Then what do you think this meant, which was the original post that spawned this discussion?
I feel like I'm purposely putting my foot in a bear trap here, but:
One of the major points of going to NN-everywhere and the elimination of those "300 k lines of C/C++ code" was to make the entire CPU more efficient, in the sense of, "You've got a task. How much compute time does it take?"
It's well known in CS/EE that certain algorithms are far more efficient than other algorithms in order to do a given task. As a random example, take sorting: A bubble sort with a particular type of random data takes on the order of N^2, for N items in a list; while a tree sort takes order N*log(N). For a sufficiently large value of N, the tree sort is far, far faster. (And, having actually had to
do this back in the deeps of time on a thoroughly inadequate Original IBM PC, this isn't a hypothetical. The difference between an hour and less than three seconds is amazing.)
With the Tesla driving computer, it's pretty clear that the original division of tasks had the NN doing mostly image recognition games, that being something that NNs are known to be far more efficient than a step-at-a-time computer. While the main CPU was tasked with taking all that nifty image data and, from that, doing the actual driving. That was then: The breakthrough was the idea that the NN could take on the
driving part as well. Well, lack-a-day: We wetware types use NN to do driving (Yeah, I know, wetware != hardware, etc., etc.), so I suppose that's not a complete surprise.
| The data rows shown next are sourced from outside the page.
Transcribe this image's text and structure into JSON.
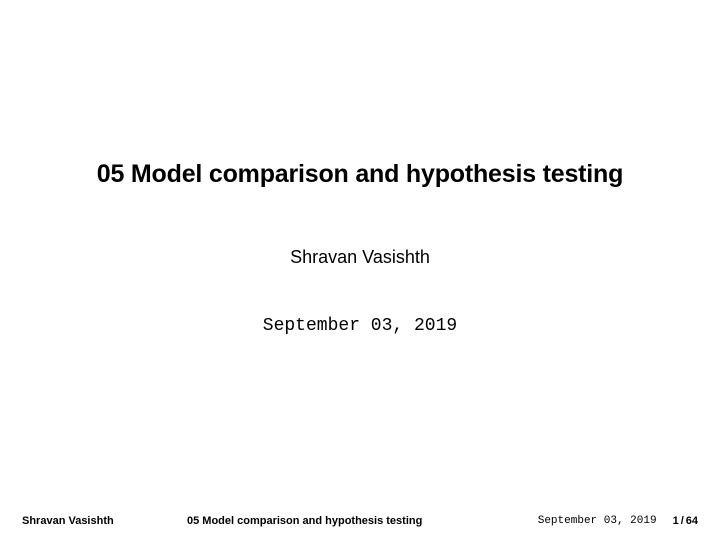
{
  "slide": {
    "title": "05 Model comparison and hypothesis testing",
    "author": "Shravan Vasishth",
    "date": "September 03, 2019"
  },
  "footer": {
    "author": "Shravan Vasishth",
    "title": "05 Model comparison and hypothesis testing",
    "date": "September 03, 2019",
    "page_current": "1",
    "page_total": "64"
  },
  "style": {
    "background_color": "#ffffff",
    "text_color": "#000000",
    "title_fontsize": 25,
    "author_fontsize": 18,
    "date_fontsize": 18,
    "footer_fontsize": 11,
    "title_font": "sans-serif-bold",
    "author_font": "sans-serif",
    "date_font": "monospace"
  }
}
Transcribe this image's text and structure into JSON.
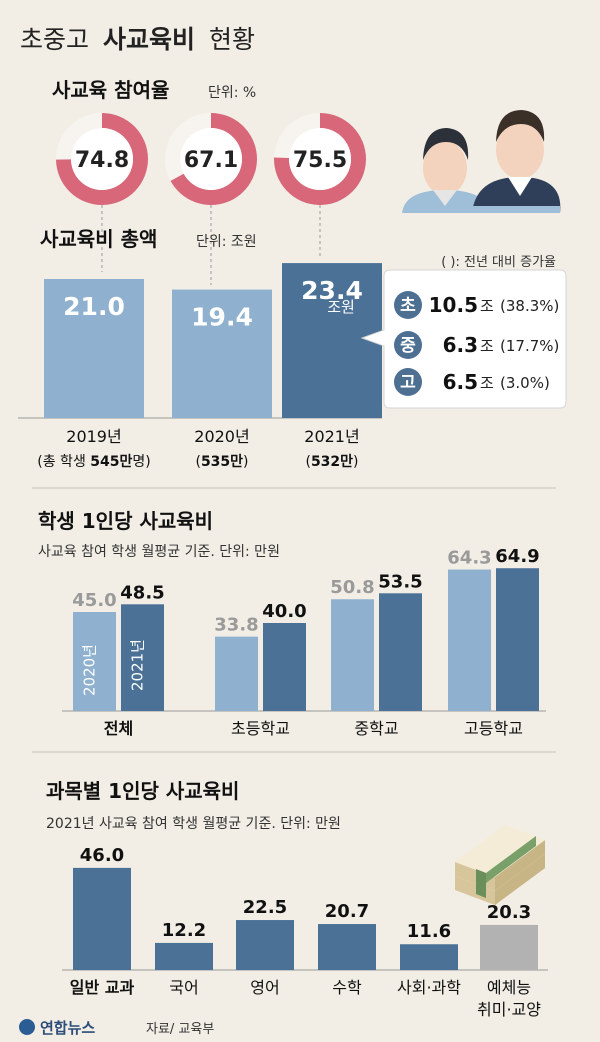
{
  "page": {
    "title_light_1": "초중고",
    "title_bold": "사교육비",
    "title_light_2": "현황",
    "source": "자료/ 교육부",
    "logo_text": "연합뉴스"
  },
  "participation": {
    "title": "사교육 참여율",
    "unit": "단위: %"
  },
  "total": {
    "title": "사교육비 총액",
    "unit": "단위: 조원",
    "bar_unit": "조원",
    "legend_note": "( ): 전년 대비 증가율",
    "breakdown": [
      {
        "badge": "초",
        "value": "10.5",
        "unit": "조",
        "pct": "(38.3%)"
      },
      {
        "badge": "중",
        "value": "6.3",
        "unit": "조",
        "pct": "(17.7%)"
      },
      {
        "badge": "고",
        "value": "6.5",
        "unit": "조",
        "pct": "(3.0%)"
      }
    ],
    "xlabels": [
      {
        "year": "2019년",
        "students_pre": "(총 학생 ",
        "students_bold": "545만",
        "students_post": "명)"
      },
      {
        "year": "2020년",
        "students_pre": "(",
        "students_bold": "535만",
        "students_post": ")"
      },
      {
        "year": "2021년",
        "students_pre": "(",
        "students_bold": "532만",
        "students_post": ")"
      }
    ]
  },
  "per_student": {
    "title": "학생 1인당 사교육비",
    "subtitle": "사교육 참여 학생 월평균 기준. 단위: 만원",
    "series_labels": [
      "2020년",
      "2021년"
    ]
  },
  "subject": {
    "title": "과목별 1인당 사교육비",
    "subtitle": "2021년 사교육 참여 학생 월평균 기준. 단위: 만원"
  },
  "colors": {
    "background": "#f2eee6",
    "light_blue": "#8fb1cf",
    "dark_blue": "#4b7196",
    "donut_red": "#d8677a",
    "gray_bar": "#b2b2b2",
    "gray_label": "#9a9a9a"
  },
  "chart_data": [
    {
      "type": "pie",
      "title": "사교육 참여율",
      "unit": "%",
      "values": [
        74.8,
        67.1,
        75.5
      ],
      "categories": [
        "2019년",
        "2020년",
        "2021년"
      ]
    },
    {
      "type": "bar",
      "title": "사교육비 총액",
      "unit": "조원",
      "categories": [
        "2019년",
        "2020년",
        "2021년"
      ],
      "values": [
        21.0,
        19.4,
        23.4
      ],
      "value_labels": [
        "21.0",
        "19.4",
        "23.4"
      ],
      "students": [
        "545만",
        "535만",
        "532만"
      ],
      "breakdown_2021": {
        "초": 10.5,
        "중": 6.3,
        "고": 6.5
      },
      "growth_2021": {
        "초": "38.3%",
        "중": "17.7%",
        "고": "3.0%"
      }
    },
    {
      "type": "bar",
      "title": "학생 1인당 사교육비",
      "unit": "만원",
      "categories": [
        "전체",
        "초등학교",
        "중학교",
        "고등학교"
      ],
      "series": [
        {
          "name": "2020년",
          "values": [
            45.0,
            33.8,
            50.8,
            64.3
          ],
          "labels": [
            "45.0",
            "33.8",
            "50.8",
            "64.3"
          ]
        },
        {
          "name": "2021년",
          "values": [
            48.5,
            40.0,
            53.5,
            64.9
          ],
          "labels": [
            "48.5",
            "40.0",
            "53.5",
            "64.9"
          ]
        }
      ]
    },
    {
      "type": "bar",
      "title": "과목별 1인당 사교육비",
      "unit": "만원",
      "categories": [
        [
          "일반 교과"
        ],
        [
          "국어"
        ],
        [
          "영어"
        ],
        [
          "수학"
        ],
        [
          "사회·과학"
        ],
        [
          "예체능",
          "취미·교양"
        ]
      ],
      "values": [
        46.0,
        12.2,
        22.5,
        20.7,
        11.6,
        20.3
      ],
      "value_labels": [
        "46.0",
        "12.2",
        "22.5",
        "20.7",
        "11.6",
        "20.3"
      ]
    }
  ]
}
But Tesla's thought that this would lead to increased frame rate and, incidentally, better training.
So, from my perspective over here, this isn't a matter as to whether the GPU/NN/A12 processing units are on the same die or not (yes, yes, they are on the same die, welcome to SOC land), it's whether using different algorithms on different hardware GPU/NN/A12's results in faster, "better", processing.
Ducks and covers.